Chang was born in Yibin, Sichuan Province, China. She was a Red Guard briefly at the age of 14 and then worked as a peasant, doing a series of menial jobs before becoming an English language student. The studious type (which came in handy much later in life while she researched Mao), she went on to become an assistant lecturer at Sichuan University. In 1978, she left for the UK, having been awarded a scholarship by York University, where she obtained a PHD in linguistics in 1982. Her award winning book, Wild Swans, was published in 1991 and was subsequently banned in China for her recollection of the great famine brought on under the regime of Mao. As she clearly indicates in multiple chapters, vast number of deaths were brought on deliberately because of Mao's political and economic folly - where he chose to trade grain with other countries, despite the starvation of his own people.


"I lived through his rule, and my own father was in prison, tortured and driven insane. Why? Because he questioned Mao," reflects Jung in a narrator's tone, devoid of emotion as she simply states the facts of her life. "I was brought up in an environment of fear. When I was a child, Mao was like a god, and in school we said things like 'I swear to Chairman Mao, that I will work hard.' There was no alternative information. China was sealed off, and anything irreverent to Mao was burned."

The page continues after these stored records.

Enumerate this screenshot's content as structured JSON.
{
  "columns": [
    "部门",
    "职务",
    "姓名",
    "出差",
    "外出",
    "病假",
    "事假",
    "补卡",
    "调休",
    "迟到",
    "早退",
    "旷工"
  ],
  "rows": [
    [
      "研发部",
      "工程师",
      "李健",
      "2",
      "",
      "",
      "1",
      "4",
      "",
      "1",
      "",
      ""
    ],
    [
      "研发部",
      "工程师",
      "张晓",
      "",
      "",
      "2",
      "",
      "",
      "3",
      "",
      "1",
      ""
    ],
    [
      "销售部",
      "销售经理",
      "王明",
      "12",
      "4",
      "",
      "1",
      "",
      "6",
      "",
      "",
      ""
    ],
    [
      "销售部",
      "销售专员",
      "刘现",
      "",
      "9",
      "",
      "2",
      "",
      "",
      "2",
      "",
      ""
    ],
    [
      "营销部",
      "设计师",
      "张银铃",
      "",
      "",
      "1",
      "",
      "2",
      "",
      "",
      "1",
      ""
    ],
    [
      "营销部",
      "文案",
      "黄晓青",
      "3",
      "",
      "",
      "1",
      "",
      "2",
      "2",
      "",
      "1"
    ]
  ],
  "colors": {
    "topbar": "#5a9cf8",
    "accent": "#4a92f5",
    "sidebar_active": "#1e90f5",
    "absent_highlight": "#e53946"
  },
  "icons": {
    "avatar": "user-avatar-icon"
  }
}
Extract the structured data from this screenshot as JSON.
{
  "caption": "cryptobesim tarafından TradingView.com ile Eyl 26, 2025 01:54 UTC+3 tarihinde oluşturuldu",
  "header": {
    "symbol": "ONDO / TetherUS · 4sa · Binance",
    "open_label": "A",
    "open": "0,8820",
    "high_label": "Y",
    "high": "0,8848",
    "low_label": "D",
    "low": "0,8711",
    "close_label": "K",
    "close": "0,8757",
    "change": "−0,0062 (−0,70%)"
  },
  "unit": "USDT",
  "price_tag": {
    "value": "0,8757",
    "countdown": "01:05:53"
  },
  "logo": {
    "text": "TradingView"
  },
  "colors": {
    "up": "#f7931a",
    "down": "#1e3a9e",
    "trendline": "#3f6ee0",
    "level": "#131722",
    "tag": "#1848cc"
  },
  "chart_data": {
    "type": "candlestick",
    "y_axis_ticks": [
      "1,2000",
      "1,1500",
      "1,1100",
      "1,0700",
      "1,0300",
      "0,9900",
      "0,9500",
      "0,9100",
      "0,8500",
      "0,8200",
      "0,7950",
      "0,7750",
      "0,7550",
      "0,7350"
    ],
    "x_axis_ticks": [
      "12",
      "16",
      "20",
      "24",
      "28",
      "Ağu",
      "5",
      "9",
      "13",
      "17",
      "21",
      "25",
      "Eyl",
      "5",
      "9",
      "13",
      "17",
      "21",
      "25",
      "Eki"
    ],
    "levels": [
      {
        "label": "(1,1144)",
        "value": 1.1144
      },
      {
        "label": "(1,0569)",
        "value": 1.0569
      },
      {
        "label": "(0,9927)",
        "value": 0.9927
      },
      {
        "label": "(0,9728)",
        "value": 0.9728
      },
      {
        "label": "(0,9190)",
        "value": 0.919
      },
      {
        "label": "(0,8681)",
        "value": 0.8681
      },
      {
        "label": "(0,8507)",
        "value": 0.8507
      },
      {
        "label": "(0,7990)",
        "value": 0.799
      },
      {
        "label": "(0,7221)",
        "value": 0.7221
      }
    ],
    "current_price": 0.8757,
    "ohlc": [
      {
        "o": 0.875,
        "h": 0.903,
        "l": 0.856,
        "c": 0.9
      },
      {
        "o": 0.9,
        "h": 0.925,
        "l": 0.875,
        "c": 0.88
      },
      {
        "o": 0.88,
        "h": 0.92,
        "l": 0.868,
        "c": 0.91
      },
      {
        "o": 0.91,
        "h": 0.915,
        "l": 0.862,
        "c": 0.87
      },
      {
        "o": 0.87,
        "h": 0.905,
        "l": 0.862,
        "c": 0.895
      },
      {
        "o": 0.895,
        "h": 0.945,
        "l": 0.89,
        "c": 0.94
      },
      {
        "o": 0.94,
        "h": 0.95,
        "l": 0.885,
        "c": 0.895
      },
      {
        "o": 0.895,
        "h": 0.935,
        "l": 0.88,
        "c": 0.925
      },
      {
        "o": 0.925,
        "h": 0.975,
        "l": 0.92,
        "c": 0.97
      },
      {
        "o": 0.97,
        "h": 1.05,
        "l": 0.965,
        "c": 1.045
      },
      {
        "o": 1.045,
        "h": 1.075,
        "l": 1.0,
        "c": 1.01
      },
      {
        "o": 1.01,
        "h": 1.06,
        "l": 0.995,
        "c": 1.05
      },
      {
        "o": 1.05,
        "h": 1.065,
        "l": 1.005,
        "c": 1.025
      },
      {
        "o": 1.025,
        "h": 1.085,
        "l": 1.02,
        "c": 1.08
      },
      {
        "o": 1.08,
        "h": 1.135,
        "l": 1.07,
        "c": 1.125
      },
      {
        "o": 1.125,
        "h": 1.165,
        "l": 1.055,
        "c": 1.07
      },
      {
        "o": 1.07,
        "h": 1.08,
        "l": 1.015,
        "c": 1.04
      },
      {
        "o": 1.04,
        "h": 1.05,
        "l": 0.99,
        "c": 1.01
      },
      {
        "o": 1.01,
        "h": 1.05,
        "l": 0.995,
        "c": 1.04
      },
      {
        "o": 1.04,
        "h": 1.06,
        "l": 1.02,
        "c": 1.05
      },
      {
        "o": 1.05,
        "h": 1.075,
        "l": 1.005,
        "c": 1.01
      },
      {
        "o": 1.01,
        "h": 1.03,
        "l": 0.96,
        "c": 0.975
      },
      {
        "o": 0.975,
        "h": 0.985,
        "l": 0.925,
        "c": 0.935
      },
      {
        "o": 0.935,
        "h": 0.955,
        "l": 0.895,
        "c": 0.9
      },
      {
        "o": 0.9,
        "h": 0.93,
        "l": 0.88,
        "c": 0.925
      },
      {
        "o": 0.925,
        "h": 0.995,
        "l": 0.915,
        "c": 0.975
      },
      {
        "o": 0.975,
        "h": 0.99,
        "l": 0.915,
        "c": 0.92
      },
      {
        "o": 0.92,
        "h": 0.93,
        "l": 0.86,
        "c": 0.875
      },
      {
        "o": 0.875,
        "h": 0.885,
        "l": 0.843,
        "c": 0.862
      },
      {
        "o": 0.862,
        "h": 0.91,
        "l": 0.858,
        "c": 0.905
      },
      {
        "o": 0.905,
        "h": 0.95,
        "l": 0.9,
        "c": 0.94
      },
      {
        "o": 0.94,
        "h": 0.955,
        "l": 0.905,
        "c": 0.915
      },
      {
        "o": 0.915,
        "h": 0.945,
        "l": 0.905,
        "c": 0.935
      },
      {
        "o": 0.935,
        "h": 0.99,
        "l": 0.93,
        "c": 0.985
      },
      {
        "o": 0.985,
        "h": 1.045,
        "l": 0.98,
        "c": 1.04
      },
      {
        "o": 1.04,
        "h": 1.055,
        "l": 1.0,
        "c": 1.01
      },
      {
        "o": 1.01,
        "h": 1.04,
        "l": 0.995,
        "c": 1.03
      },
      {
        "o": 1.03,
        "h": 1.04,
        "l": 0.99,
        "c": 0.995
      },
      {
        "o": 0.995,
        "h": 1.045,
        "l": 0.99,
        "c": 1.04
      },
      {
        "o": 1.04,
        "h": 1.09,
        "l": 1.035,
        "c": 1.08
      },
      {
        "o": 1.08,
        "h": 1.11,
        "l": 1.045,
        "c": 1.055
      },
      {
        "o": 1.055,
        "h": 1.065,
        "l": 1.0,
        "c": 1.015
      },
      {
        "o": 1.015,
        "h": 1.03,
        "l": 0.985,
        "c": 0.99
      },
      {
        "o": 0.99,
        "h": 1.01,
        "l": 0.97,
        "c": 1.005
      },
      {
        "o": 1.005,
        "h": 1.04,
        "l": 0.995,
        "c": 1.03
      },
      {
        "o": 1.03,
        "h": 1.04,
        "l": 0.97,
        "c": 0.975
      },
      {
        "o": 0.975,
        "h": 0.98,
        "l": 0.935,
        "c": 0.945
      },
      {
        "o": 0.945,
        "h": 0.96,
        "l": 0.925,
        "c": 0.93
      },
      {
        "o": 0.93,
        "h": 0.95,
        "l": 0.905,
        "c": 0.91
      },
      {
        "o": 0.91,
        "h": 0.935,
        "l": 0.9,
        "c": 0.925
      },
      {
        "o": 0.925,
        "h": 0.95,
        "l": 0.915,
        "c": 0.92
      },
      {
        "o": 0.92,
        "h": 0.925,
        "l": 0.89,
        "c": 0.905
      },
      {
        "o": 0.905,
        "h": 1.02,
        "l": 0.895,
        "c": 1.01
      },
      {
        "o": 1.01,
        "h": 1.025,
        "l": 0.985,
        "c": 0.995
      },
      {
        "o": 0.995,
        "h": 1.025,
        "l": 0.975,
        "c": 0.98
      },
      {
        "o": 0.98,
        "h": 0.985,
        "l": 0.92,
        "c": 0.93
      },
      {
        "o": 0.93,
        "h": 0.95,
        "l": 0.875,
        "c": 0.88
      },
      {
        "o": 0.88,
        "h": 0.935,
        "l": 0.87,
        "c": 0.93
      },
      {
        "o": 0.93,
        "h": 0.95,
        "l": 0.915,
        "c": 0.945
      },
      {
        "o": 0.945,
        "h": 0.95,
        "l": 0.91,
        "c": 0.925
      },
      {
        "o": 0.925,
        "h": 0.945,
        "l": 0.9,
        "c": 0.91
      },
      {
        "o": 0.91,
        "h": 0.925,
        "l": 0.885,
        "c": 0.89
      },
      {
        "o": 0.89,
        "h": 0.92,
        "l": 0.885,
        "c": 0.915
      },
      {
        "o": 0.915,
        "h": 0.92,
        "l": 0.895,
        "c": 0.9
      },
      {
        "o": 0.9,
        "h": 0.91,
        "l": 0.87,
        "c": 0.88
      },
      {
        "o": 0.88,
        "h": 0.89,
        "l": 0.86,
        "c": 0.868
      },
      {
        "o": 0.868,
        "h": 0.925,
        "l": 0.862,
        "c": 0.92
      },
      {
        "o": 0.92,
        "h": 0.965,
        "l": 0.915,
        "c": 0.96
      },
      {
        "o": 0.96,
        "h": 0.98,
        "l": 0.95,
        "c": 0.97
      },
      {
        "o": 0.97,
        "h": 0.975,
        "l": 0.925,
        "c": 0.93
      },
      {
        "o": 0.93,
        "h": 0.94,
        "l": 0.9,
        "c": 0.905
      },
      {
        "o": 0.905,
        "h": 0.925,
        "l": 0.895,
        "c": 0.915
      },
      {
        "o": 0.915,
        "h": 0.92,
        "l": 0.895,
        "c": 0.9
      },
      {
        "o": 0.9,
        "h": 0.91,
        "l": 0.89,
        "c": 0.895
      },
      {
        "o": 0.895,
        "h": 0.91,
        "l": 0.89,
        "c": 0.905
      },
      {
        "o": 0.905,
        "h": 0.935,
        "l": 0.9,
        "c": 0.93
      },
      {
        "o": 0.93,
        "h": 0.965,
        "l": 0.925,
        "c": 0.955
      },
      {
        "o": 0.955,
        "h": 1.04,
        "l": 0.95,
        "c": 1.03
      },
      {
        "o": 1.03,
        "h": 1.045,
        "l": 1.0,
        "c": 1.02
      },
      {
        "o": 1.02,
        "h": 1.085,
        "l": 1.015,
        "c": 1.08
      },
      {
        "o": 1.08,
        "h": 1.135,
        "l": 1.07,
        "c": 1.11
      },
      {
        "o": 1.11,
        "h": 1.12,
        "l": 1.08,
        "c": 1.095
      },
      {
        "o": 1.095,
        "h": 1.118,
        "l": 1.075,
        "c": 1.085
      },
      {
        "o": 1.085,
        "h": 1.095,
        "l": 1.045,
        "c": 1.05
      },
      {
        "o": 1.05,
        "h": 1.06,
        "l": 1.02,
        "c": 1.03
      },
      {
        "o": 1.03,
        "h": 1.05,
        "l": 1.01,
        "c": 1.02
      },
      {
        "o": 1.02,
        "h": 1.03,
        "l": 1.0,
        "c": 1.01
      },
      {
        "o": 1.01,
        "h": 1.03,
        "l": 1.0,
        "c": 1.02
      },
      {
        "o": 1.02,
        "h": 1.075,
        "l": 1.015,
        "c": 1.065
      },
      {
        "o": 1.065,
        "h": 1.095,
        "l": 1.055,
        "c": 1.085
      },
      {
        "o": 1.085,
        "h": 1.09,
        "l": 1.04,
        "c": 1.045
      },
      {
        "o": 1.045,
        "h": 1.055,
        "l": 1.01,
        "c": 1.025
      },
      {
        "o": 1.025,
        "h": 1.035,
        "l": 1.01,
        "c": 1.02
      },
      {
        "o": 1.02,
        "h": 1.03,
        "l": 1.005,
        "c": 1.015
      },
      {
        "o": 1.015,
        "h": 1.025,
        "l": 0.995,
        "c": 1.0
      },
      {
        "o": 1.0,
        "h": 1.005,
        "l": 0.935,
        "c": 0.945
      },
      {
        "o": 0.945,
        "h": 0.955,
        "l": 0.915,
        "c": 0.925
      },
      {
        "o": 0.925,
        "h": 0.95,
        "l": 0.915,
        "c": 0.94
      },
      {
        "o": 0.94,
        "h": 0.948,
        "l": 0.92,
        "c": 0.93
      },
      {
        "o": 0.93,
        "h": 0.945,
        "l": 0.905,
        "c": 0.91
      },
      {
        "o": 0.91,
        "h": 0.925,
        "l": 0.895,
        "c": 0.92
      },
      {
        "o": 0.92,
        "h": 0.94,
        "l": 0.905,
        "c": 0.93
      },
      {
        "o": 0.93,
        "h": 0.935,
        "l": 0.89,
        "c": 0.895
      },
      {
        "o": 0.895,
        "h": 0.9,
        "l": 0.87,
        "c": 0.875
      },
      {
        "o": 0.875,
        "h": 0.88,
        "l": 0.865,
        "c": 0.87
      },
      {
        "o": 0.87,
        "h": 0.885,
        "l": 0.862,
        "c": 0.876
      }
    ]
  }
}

"Of course there is nothing wrong with revenge on paper, there are plenty of people doing that, those who suffered. Why shouldn't they manifest revenge in their own way" she says, addressing critics that have charged that she wrote out off ill will towards a man who greatly affected her life. "But I've noticed that such writing becomes bland, bloodless, colourless. Our book is charged with passion, there has to be a greater sense of purpose than revenge when you're writing about a man who was responsible for the death of 70 million of his own people during peace time. When I think of what they went through I can't help myself from writing passionately, but it does not stem from something as simple as hate."

It's hard to say if it is love and devotion for the man that has kept Mao's looming portrait and his corpse in Tienanmen Square, in the heart of the capital city of Beijing, by a nation still fascinated by this iconic world figure who died 30 years ago. In effect, did the book ban pique people's curiosity? Did they want it more because it was forbidden? "There might be some element of that, but not entirely,"says Chang, fully aware of the great diaspora still intrigued by Chinese history and its iconic figures.

"People are interested in history, the Chinese revere their history and our culture is all about knowing our past. I have not personally met any Mainland or Hong Kong politicians to gauge their responses, but I've heard from valuable sources that those who are most interested in our book are Communist officials who lived under Mao. Particularly them because that period is very much still on their minds, and perhaps the book answers questions about what they themselves didn't know."

And it's the lack of awareness perhaps that makes Mao a figure less reviled than other political despots of the past. You won't find Y-shirts bearing portraits of those other controversial leaders on sale, but sketches of the Chinese dictator emblazoned on sweatshirts sure seem to sell well in various continents. "In the West, I think people have long harboured this illusion about Mao, mainly because they simply don't know what his rule was like. It's hard for them to imagine because they hardly knew anything of China, let alone its politics and politicians. Mao was very much a propagandist of himself. He skillfully created his own personality cult and allure abroad. This was extremely well executed to Edgar Snow (who wrote Red Star Over China, a flattering account of Mao) or Nixon and Kissinger in the 1970s when they met him."

"He rarely manufactured the attraction of himself within China but abroad he certainly cultivated an image of himself as a great economist, leader, and an avuncular figure to the Chinese people," cites Jung. "So no, I'm not surprised that the West's perception of him is off colour."


Not unlike Andy Warhol's Mao prints in multiple hues, a tribute he otherwise conferred to Marilyn Monroe, Elizabeth Taylor, Jackie Onassis and other celebrities of the 70s.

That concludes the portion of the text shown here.